In rare earth and actinide compounds, fascinating electronic ground states such as magnetic ordering, heavy fermion, and unconventional superconductivity are realized as a result of RKKY interaction, Kondo effect, c-f hybridization. The electronic states in f-electron compounds can be tuned by pressure. For example, in some Ce compounds, the magnetic ordering temperature Tord decreases with increasing pressure and becomes zero at a critical pressure P_c, where a heavy fermion state and, sometimes, pressure-induced unconventional superconductivity are formed. In addition to pressure, the magnetic field is also important tool to investigate the electronic state of heavy-fermion compounds. In the high magnetic fields, for example, the tetragonal symmetry breaking and Fermi surface reconstruction in CeRhIn₅ and field induced quadrupolar ordered phase in YbCo₂Zn₂₀ are observed[1-3].

In my talk, I focus on electronic states of some Ce based compounds under pressure and characteristic phase diagram of heavy-fermion compound CePt₂In₇ under pressure combined with pulsed-high-field using a new generation of pressure cells[4,5]. CePt₂In₇ exhibits an antiferromagnetic transition (AFM) at T_N = 5.5 K [6]. T_N is suppressed by the magnetic field and is expected to become zero at μ₀H_c ~ 40 T for H || c axis [7,8]. TN is also suppressed by pressure above 2 GPa, and seems to become zero at P_C ~ 3.2 GPa, where CePt₂In₇ shows the superconductivity (SC) with the highest transition temperature T_SC ~ 2.1 K [9]. At 2.60 GPa, where AFM and SC coexist, AFM remains robust against the magnetic field and the SC critical field H_C2 is expected to be higher than 10 T. However, restricted magnetic field and pressure windows have prevented from constructing the full (H,P,T) phase diagram.
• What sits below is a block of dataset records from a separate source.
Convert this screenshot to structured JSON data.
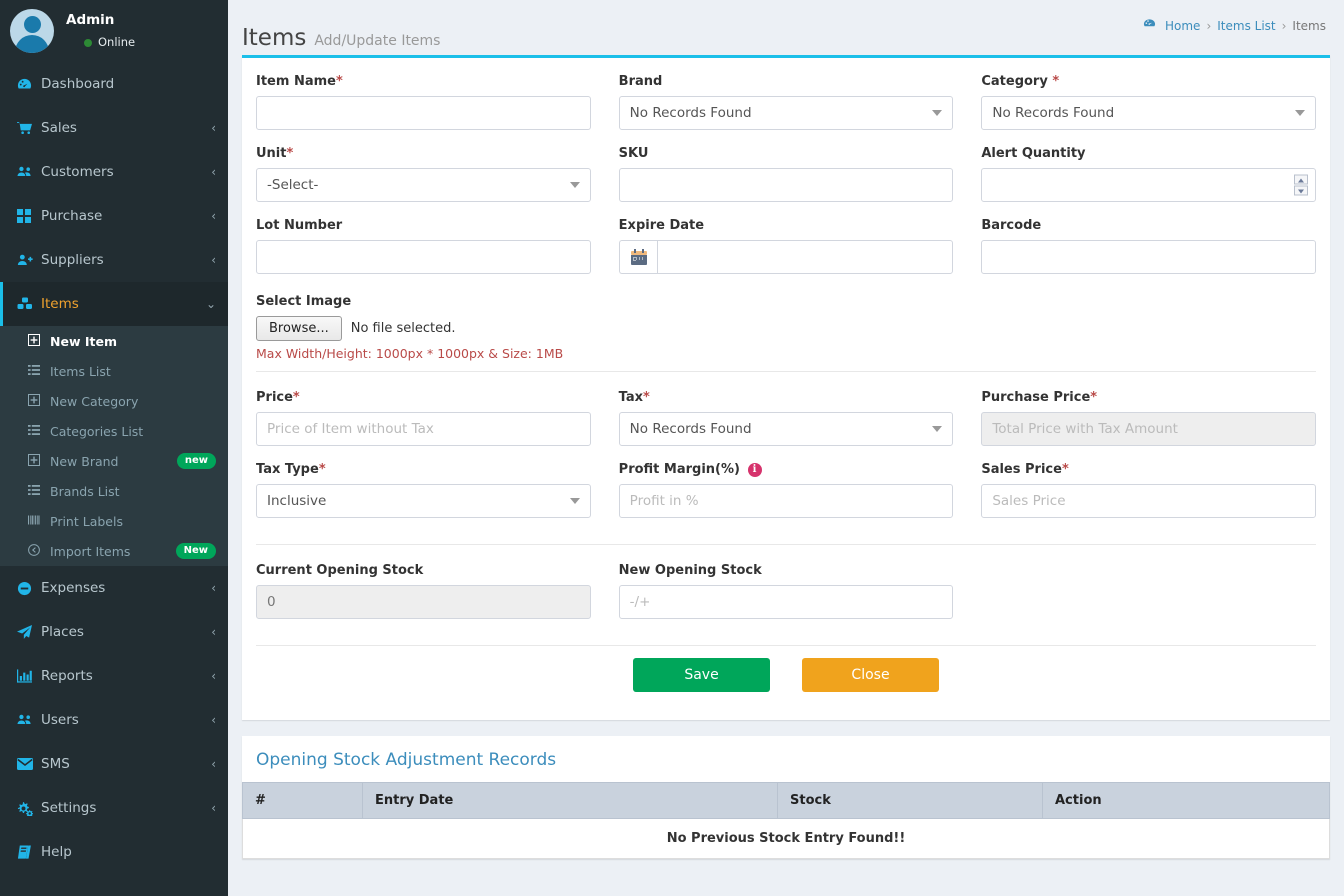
{
  "sidebar": {
    "user": {
      "name": "Admin",
      "status": "Online",
      "avatar_icon": "user-avatar"
    },
    "items": [
      {
        "label": "Dashboard",
        "icon": "dashboard-icon",
        "caret": "",
        "active": false
      },
      {
        "label": "Sales",
        "icon": "cart-icon",
        "caret": "‹",
        "active": false
      },
      {
        "label": "Customers",
        "icon": "users-icon",
        "caret": "‹",
        "active": false
      },
      {
        "label": "Purchase",
        "icon": "grid-icon",
        "caret": "‹",
        "active": false
      },
      {
        "label": "Suppliers",
        "icon": "user-plus-icon",
        "caret": "‹",
        "active": false
      },
      {
        "label": "Items",
        "icon": "cubes-icon",
        "caret": "⌄",
        "active": true
      },
      {
        "label": "Expenses",
        "icon": "minus-circle-icon",
        "caret": "‹",
        "active": false
      },
      {
        "label": "Places",
        "icon": "paper-plane-icon",
        "caret": "‹",
        "active": false
      },
      {
        "label": "Reports",
        "icon": "bar-chart-icon",
        "caret": "‹",
        "active": false
      },
      {
        "label": "Users",
        "icon": "users-icon",
        "caret": "‹",
        "active": false
      },
      {
        "label": "SMS",
        "icon": "envelope-icon",
        "caret": "‹",
        "active": false
      },
      {
        "label": "Settings",
        "icon": "gears-icon",
        "caret": "‹",
        "active": false
      },
      {
        "label": "Help",
        "icon": "book-icon",
        "caret": "",
        "active": false
      }
    ],
    "items_submenu": [
      {
        "label": "New Item",
        "icon": "plus-square-icon",
        "badge": "",
        "active": true
      },
      {
        "label": "Items List",
        "icon": "list-icon",
        "badge": "",
        "active": false
      },
      {
        "label": "New Category",
        "icon": "plus-square-icon",
        "badge": "",
        "active": false
      },
      {
        "label": "Categories List",
        "icon": "list-icon",
        "badge": "",
        "active": false
      },
      {
        "label": "New Brand",
        "icon": "plus-square-icon",
        "badge": "new",
        "active": false
      },
      {
        "label": "Brands List",
        "icon": "list-icon",
        "badge": "",
        "active": false
      },
      {
        "label": "Print Labels",
        "icon": "barcode-icon",
        "badge": "",
        "active": false
      },
      {
        "label": "Import Items",
        "icon": "arrow-circle-left-icon",
        "badge": "New",
        "active": false
      }
    ]
  },
  "header": {
    "title": "Items",
    "subtitle": "Add/Update Items",
    "breadcrumb": [
      {
        "label": "Home",
        "icon": "home-icon",
        "current": false
      },
      {
        "label": "Items List",
        "icon": "",
        "current": false
      },
      {
        "label": "Items",
        "icon": "",
        "current": true
      }
    ],
    "breadcrumb_separator": "›"
  },
  "form": {
    "item_name": {
      "label": "Item Name",
      "required": true,
      "value": "",
      "placeholder": ""
    },
    "brand": {
      "label": "Brand",
      "required": false,
      "value": "No Records Found"
    },
    "category": {
      "label": "Category",
      "required": true,
      "value": "No Records Found"
    },
    "unit": {
      "label": "Unit",
      "required": true,
      "value": "-Select-"
    },
    "sku": {
      "label": "SKU",
      "required": false,
      "value": "",
      "placeholder": ""
    },
    "alert_quantity": {
      "label": "Alert Quantity",
      "required": false,
      "value": "",
      "placeholder": ""
    },
    "lot_number": {
      "label": "Lot Number",
      "required": false,
      "value": "",
      "placeholder": ""
    },
    "expire_date": {
      "label": "Expire Date",
      "required": false,
      "value": "",
      "placeholder": "",
      "addon_icon": "calendar-icon"
    },
    "barcode": {
      "label": "Barcode",
      "required": false,
      "value": "",
      "placeholder": ""
    },
    "select_image": {
      "label": "Select Image",
      "browse_label": "Browse...",
      "file_status": "No file selected.",
      "hint": "Max Width/Height: 1000px * 1000px & Size: 1MB"
    },
    "price": {
      "label": "Price",
      "required": true,
      "value": "",
      "placeholder": "Price of Item without Tax"
    },
    "tax": {
      "label": "Tax",
      "required": true,
      "value": "No Records Found"
    },
    "purchase_price": {
      "label": "Purchase Price",
      "required": true,
      "value": "",
      "placeholder": "Total Price with Tax Amount",
      "disabled": true
    },
    "tax_type": {
      "label": "Tax Type",
      "required": true,
      "value": "Inclusive"
    },
    "profit_margin": {
      "label": "Profit Margin(%)",
      "required": false,
      "value": "",
      "placeholder": "Profit in %",
      "info_icon": "info-icon"
    },
    "sales_price": {
      "label": "Sales Price",
      "required": true,
      "value": "",
      "placeholder": "Sales Price"
    },
    "current_opening_stock": {
      "label": "Current Opening Stock",
      "required": false,
      "value": "0",
      "disabled": true
    },
    "new_opening_stock": {
      "label": "New Opening Stock",
      "required": false,
      "value": "",
      "placeholder": "-/+"
    },
    "save_label": "Save",
    "close_label": "Close"
  },
  "stock_panel": {
    "title": "Opening Stock Adjustment Records",
    "columns": [
      "#",
      "Entry Date",
      "Stock",
      "Action"
    ],
    "empty_message": "No Previous Stock Entry Found!!"
  },
  "colors": {
    "accent_cyan": "#1bbfe9",
    "sidebar_bg": "#222d32",
    "submenu_bg": "#2c3b41",
    "active_orange": "#f0a22e",
    "save_green": "#00a65a",
    "close_orange": "#f0a31d",
    "link_blue": "#3c8dbc",
    "required_red": "#b94a48",
    "info_pink": "#d6336c",
    "badge_green": "#00a65a"
  }
}
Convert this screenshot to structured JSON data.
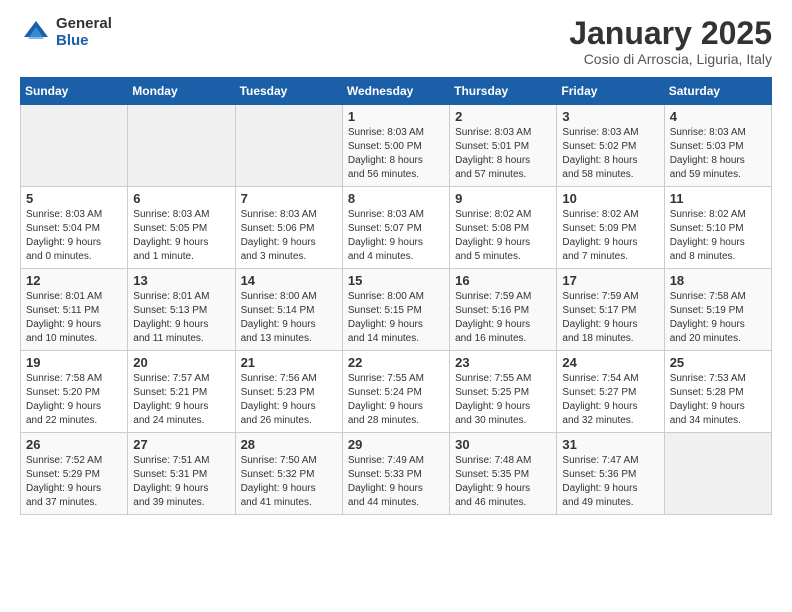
{
  "logo": {
    "general": "General",
    "blue": "Blue"
  },
  "header": {
    "month": "January 2025",
    "location": "Cosio di Arroscia, Liguria, Italy"
  },
  "weekdays": [
    "Sunday",
    "Monday",
    "Tuesday",
    "Wednesday",
    "Thursday",
    "Friday",
    "Saturday"
  ],
  "weeks": [
    [
      {
        "day": "",
        "info": ""
      },
      {
        "day": "",
        "info": ""
      },
      {
        "day": "",
        "info": ""
      },
      {
        "day": "1",
        "info": "Sunrise: 8:03 AM\nSunset: 5:00 PM\nDaylight: 8 hours\nand 56 minutes."
      },
      {
        "day": "2",
        "info": "Sunrise: 8:03 AM\nSunset: 5:01 PM\nDaylight: 8 hours\nand 57 minutes."
      },
      {
        "day": "3",
        "info": "Sunrise: 8:03 AM\nSunset: 5:02 PM\nDaylight: 8 hours\nand 58 minutes."
      },
      {
        "day": "4",
        "info": "Sunrise: 8:03 AM\nSunset: 5:03 PM\nDaylight: 8 hours\nand 59 minutes."
      }
    ],
    [
      {
        "day": "5",
        "info": "Sunrise: 8:03 AM\nSunset: 5:04 PM\nDaylight: 9 hours\nand 0 minutes."
      },
      {
        "day": "6",
        "info": "Sunrise: 8:03 AM\nSunset: 5:05 PM\nDaylight: 9 hours\nand 1 minute."
      },
      {
        "day": "7",
        "info": "Sunrise: 8:03 AM\nSunset: 5:06 PM\nDaylight: 9 hours\nand 3 minutes."
      },
      {
        "day": "8",
        "info": "Sunrise: 8:03 AM\nSunset: 5:07 PM\nDaylight: 9 hours\nand 4 minutes."
      },
      {
        "day": "9",
        "info": "Sunrise: 8:02 AM\nSunset: 5:08 PM\nDaylight: 9 hours\nand 5 minutes."
      },
      {
        "day": "10",
        "info": "Sunrise: 8:02 AM\nSunset: 5:09 PM\nDaylight: 9 hours\nand 7 minutes."
      },
      {
        "day": "11",
        "info": "Sunrise: 8:02 AM\nSunset: 5:10 PM\nDaylight: 9 hours\nand 8 minutes."
      }
    ],
    [
      {
        "day": "12",
        "info": "Sunrise: 8:01 AM\nSunset: 5:11 PM\nDaylight: 9 hours\nand 10 minutes."
      },
      {
        "day": "13",
        "info": "Sunrise: 8:01 AM\nSunset: 5:13 PM\nDaylight: 9 hours\nand 11 minutes."
      },
      {
        "day": "14",
        "info": "Sunrise: 8:00 AM\nSunset: 5:14 PM\nDaylight: 9 hours\nand 13 minutes."
      },
      {
        "day": "15",
        "info": "Sunrise: 8:00 AM\nSunset: 5:15 PM\nDaylight: 9 hours\nand 14 minutes."
      },
      {
        "day": "16",
        "info": "Sunrise: 7:59 AM\nSunset: 5:16 PM\nDaylight: 9 hours\nand 16 minutes."
      },
      {
        "day": "17",
        "info": "Sunrise: 7:59 AM\nSunset: 5:17 PM\nDaylight: 9 hours\nand 18 minutes."
      },
      {
        "day": "18",
        "info": "Sunrise: 7:58 AM\nSunset: 5:19 PM\nDaylight: 9 hours\nand 20 minutes."
      }
    ],
    [
      {
        "day": "19",
        "info": "Sunrise: 7:58 AM\nSunset: 5:20 PM\nDaylight: 9 hours\nand 22 minutes."
      },
      {
        "day": "20",
        "info": "Sunrise: 7:57 AM\nSunset: 5:21 PM\nDaylight: 9 hours\nand 24 minutes."
      },
      {
        "day": "21",
        "info": "Sunrise: 7:56 AM\nSunset: 5:23 PM\nDaylight: 9 hours\nand 26 minutes."
      },
      {
        "day": "22",
        "info": "Sunrise: 7:55 AM\nSunset: 5:24 PM\nDaylight: 9 hours\nand 28 minutes."
      },
      {
        "day": "23",
        "info": "Sunrise: 7:55 AM\nSunset: 5:25 PM\nDaylight: 9 hours\nand 30 minutes."
      },
      {
        "day": "24",
        "info": "Sunrise: 7:54 AM\nSunset: 5:27 PM\nDaylight: 9 hours\nand 32 minutes."
      },
      {
        "day": "25",
        "info": "Sunrise: 7:53 AM\nSunset: 5:28 PM\nDaylight: 9 hours\nand 34 minutes."
      }
    ],
    [
      {
        "day": "26",
        "info": "Sunrise: 7:52 AM\nSunset: 5:29 PM\nDaylight: 9 hours\nand 37 minutes."
      },
      {
        "day": "27",
        "info": "Sunrise: 7:51 AM\nSunset: 5:31 PM\nDaylight: 9 hours\nand 39 minutes."
      },
      {
        "day": "28",
        "info": "Sunrise: 7:50 AM\nSunset: 5:32 PM\nDaylight: 9 hours\nand 41 minutes."
      },
      {
        "day": "29",
        "info": "Sunrise: 7:49 AM\nSunset: 5:33 PM\nDaylight: 9 hours\nand 44 minutes."
      },
      {
        "day": "30",
        "info": "Sunrise: 7:48 AM\nSunset: 5:35 PM\nDaylight: 9 hours\nand 46 minutes."
      },
      {
        "day": "31",
        "info": "Sunrise: 7:47 AM\nSunset: 5:36 PM\nDaylight: 9 hours\nand 49 minutes."
      },
      {
        "day": "",
        "info": ""
      }
    ]
  ]
}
From measurements of magnetization and magnetoresistance, the H-T phase diagrams of CePt₂In₇ for H || a and c axes are constructed as shown in figure, which is characterized by four states; paramagnetic (PM), correlated paramagnetic (CPM), antiferromagnetic (AF), and polarized paramagnetic (PPM) states. I show the pressure effects on phase diagram and relation between four states.

Figure: Phase diagram of CePt₂In₇ at ambient pressure.

[1] L. Jiao, et al., Proc. Natl. Acad. Sci. 112, 673 (2015).

[2] F. Ronning, et al., Nature 548, 313 (2017).

[3] T. Takeuchi et al., J. Phys. Soc. Jpn. 80, 114703 (2011).

[4] R. Settai et al., Rev. High Press. Sci. and Tec 25, 325 (2015).

[5] D. Braithwaite et al., Rev. Sci. Instrum. 87, 023907 (2016).

[6] E. D. Bauer et al., Phys. Rev. B 81, 180507 (2010).

[7] M. M. Altarawneh et al., Phys. Rev. B 83, 081103 (2011).

[8] Y. Krupko et al., Phys. Rev. B 93, 085121 (2016).

[9] V. A. Sidorov et al., Phys. Rev. B 88, 020503 (2013).